Conservatives like a certain genre of fables they believe illustrate the absurdity of liberal attempts to combat inequality. The best-known example is probably the affirmative action bake sale, a popular event where collegiate conservatives use an inequality-based pricing scale to demonstrate that whites are actually the ones discriminated against in college admissions.

The bake sale fable is a serviceable illustration of conservative myth-making. The story is typically a snappy scenario that drastically simplifies reality into a kernel of unassailable logic—logic that unfailingly illustrates that a privileged class is actually the one being victimized. This method is apparent through countless conservative bestsellers, from Dinesh D'Souza's The End of Racism to AEI president Arthur Brooks' The Battle, which describes an economic culture war where a small anti-capitalist cabal has stiff-armed its way to cultural power and brought America's free enterprise system under attack. Argued, incredibly, at a moment when the clout of industry and finance in Washington has never been more formidable, Brooks' book is a perfect example of what Marx would describe as capitalism buying the consent of its underlings. As capitalism's inevitable inequalities and exploitation become apparent, its tales of its own victimization must grow ever more shameless.

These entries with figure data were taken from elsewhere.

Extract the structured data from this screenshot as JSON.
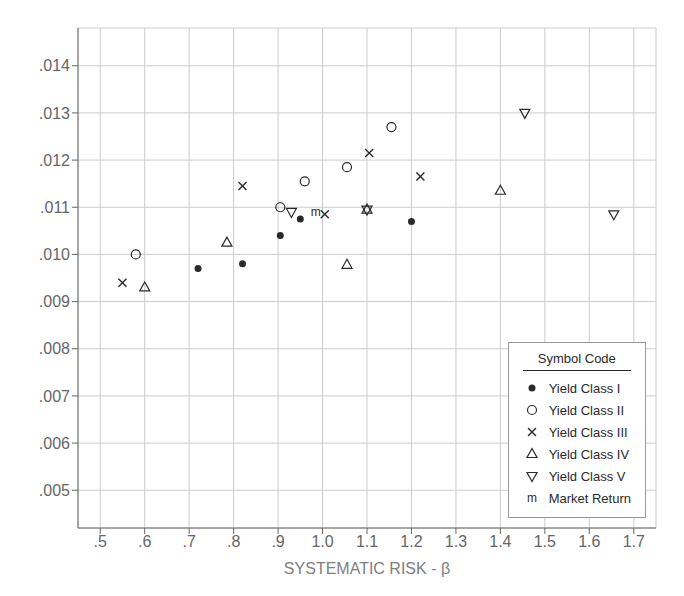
{
  "chart_data": {
    "type": "scatter",
    "xlabel": "SYSTEMATIC RISK - β",
    "xlim": [
      0.45,
      1.75
    ],
    "ylim": [
      0.0042,
      0.0148
    ],
    "xticks": [
      {
        "value": 0.5,
        "label": ".5"
      },
      {
        "value": 0.6,
        "label": ".6"
      },
      {
        "value": 0.7,
        "label": ".7"
      },
      {
        "value": 0.8,
        "label": ".8"
      },
      {
        "value": 0.9,
        "label": ".9"
      },
      {
        "value": 1.0,
        "label": "1.0"
      },
      {
        "value": 1.1,
        "label": "1.1"
      },
      {
        "value": 1.2,
        "label": "1.2"
      },
      {
        "value": 1.3,
        "label": "1.3"
      },
      {
        "value": 1.4,
        "label": "1.4"
      },
      {
        "value": 1.5,
        "label": "1.5"
      },
      {
        "value": 1.6,
        "label": "1.6"
      },
      {
        "value": 1.7,
        "label": "1.7"
      }
    ],
    "yticks": [
      {
        "value": 0.005,
        "label": ".005"
      },
      {
        "value": 0.006,
        "label": ".006"
      },
      {
        "value": 0.007,
        "label": ".007"
      },
      {
        "value": 0.008,
        "label": ".008"
      },
      {
        "value": 0.009,
        "label": ".009"
      },
      {
        "value": 0.01,
        "label": ".010"
      },
      {
        "value": 0.011,
        "label": ".011"
      },
      {
        "value": 0.012,
        "label": ".012"
      },
      {
        "value": 0.013,
        "label": ".013"
      },
      {
        "value": 0.014,
        "label": ".014"
      }
    ],
    "grid": true,
    "legend": "lower right",
    "legend_title": "Symbol Code",
    "color": "#2a2a2a",
    "series": [
      {
        "name": "Yield Class I",
        "marker": "point",
        "x": [
          0.72,
          0.82,
          0.905,
          0.95,
          1.2
        ],
        "values": [
          0.0097,
          0.0098,
          0.0104,
          0.01075,
          0.0107
        ]
      },
      {
        "name": "Yield Class II",
        "marker": "circle",
        "x": [
          0.58,
          0.905,
          0.96,
          1.055,
          1.155
        ],
        "values": [
          0.01,
          0.011,
          0.01155,
          0.01185,
          0.0127
        ]
      },
      {
        "name": "Yield Class III",
        "marker": "x",
        "x": [
          0.55,
          0.82,
          1.005,
          1.105,
          1.22
        ],
        "values": [
          0.0094,
          0.01145,
          0.01085,
          0.01215,
          0.01165
        ]
      },
      {
        "name": "Yield Class IV",
        "marker": "triangle_up",
        "x": [
          0.6,
          0.785,
          1.055,
          1.1,
          1.4
        ],
        "values": [
          0.0093,
          0.01025,
          0.00978,
          0.01095,
          0.01135
        ]
      },
      {
        "name": "Yield Class V",
        "marker": "triangle_down",
        "x": [
          0.93,
          1.1,
          1.455,
          1.655
        ],
        "values": [
          0.0109,
          0.01095,
          0.013,
          0.01085
        ]
      },
      {
        "name": "Market Return",
        "marker": "m",
        "x": [
          0.985
        ],
        "values": [
          0.0109
        ]
      }
    ]
  }
}
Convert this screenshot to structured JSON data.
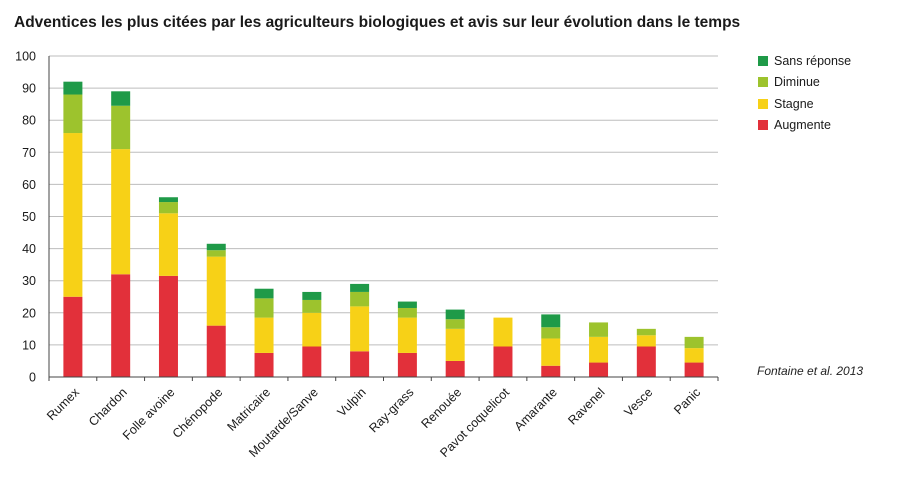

It's no surprise then, that an attack on the progressive income tax recently published in the Hoover Institution's Policy Review opens with a fable. Three brothers take different paths with their work and investment, and end up with drastically different amounts of wealth. When they decide to pool their money on a civic improvement project, the less wealthy brothers expect the very rich one to pay the most despite the fact that each has received the same benefit from the project. Though the author of the paper eventually concedes that his fundamental corner-cutting—having his characters all begin with identical levels of opportunity—"changes the picture significantly," the fable nicely encapsulates the thrust of his argument: that the rich have earned their wealth with their intelligence and hard work, and that asking them to pay a larger share of the tax burden is tantamount to punishing their success.

This is a common belief on the right, but it is based on a credulous faith in what the individual human work ethic is able to accomplish under our "free enterprise system." Even more credible conservative economists take as gospel that hard work leads to increased success or financial improvement. There are plenty of inspiring accounts of the hustling entrepreneur who turned abilities and passions into a profitable business. It's a path deeply woven into the American psyche, which is perhaps why it still inspires such populist reverence even after it has been shown to be the exception to the rule. All Americans, not just conservatives, like to believe they have a real opportunity of being rich at some point in the future. But an American born today has an infinitesimally small chance of substantially improving his or her social condition; in fact, the chances of that happening are smaller here than in almost any other developed nation in the world.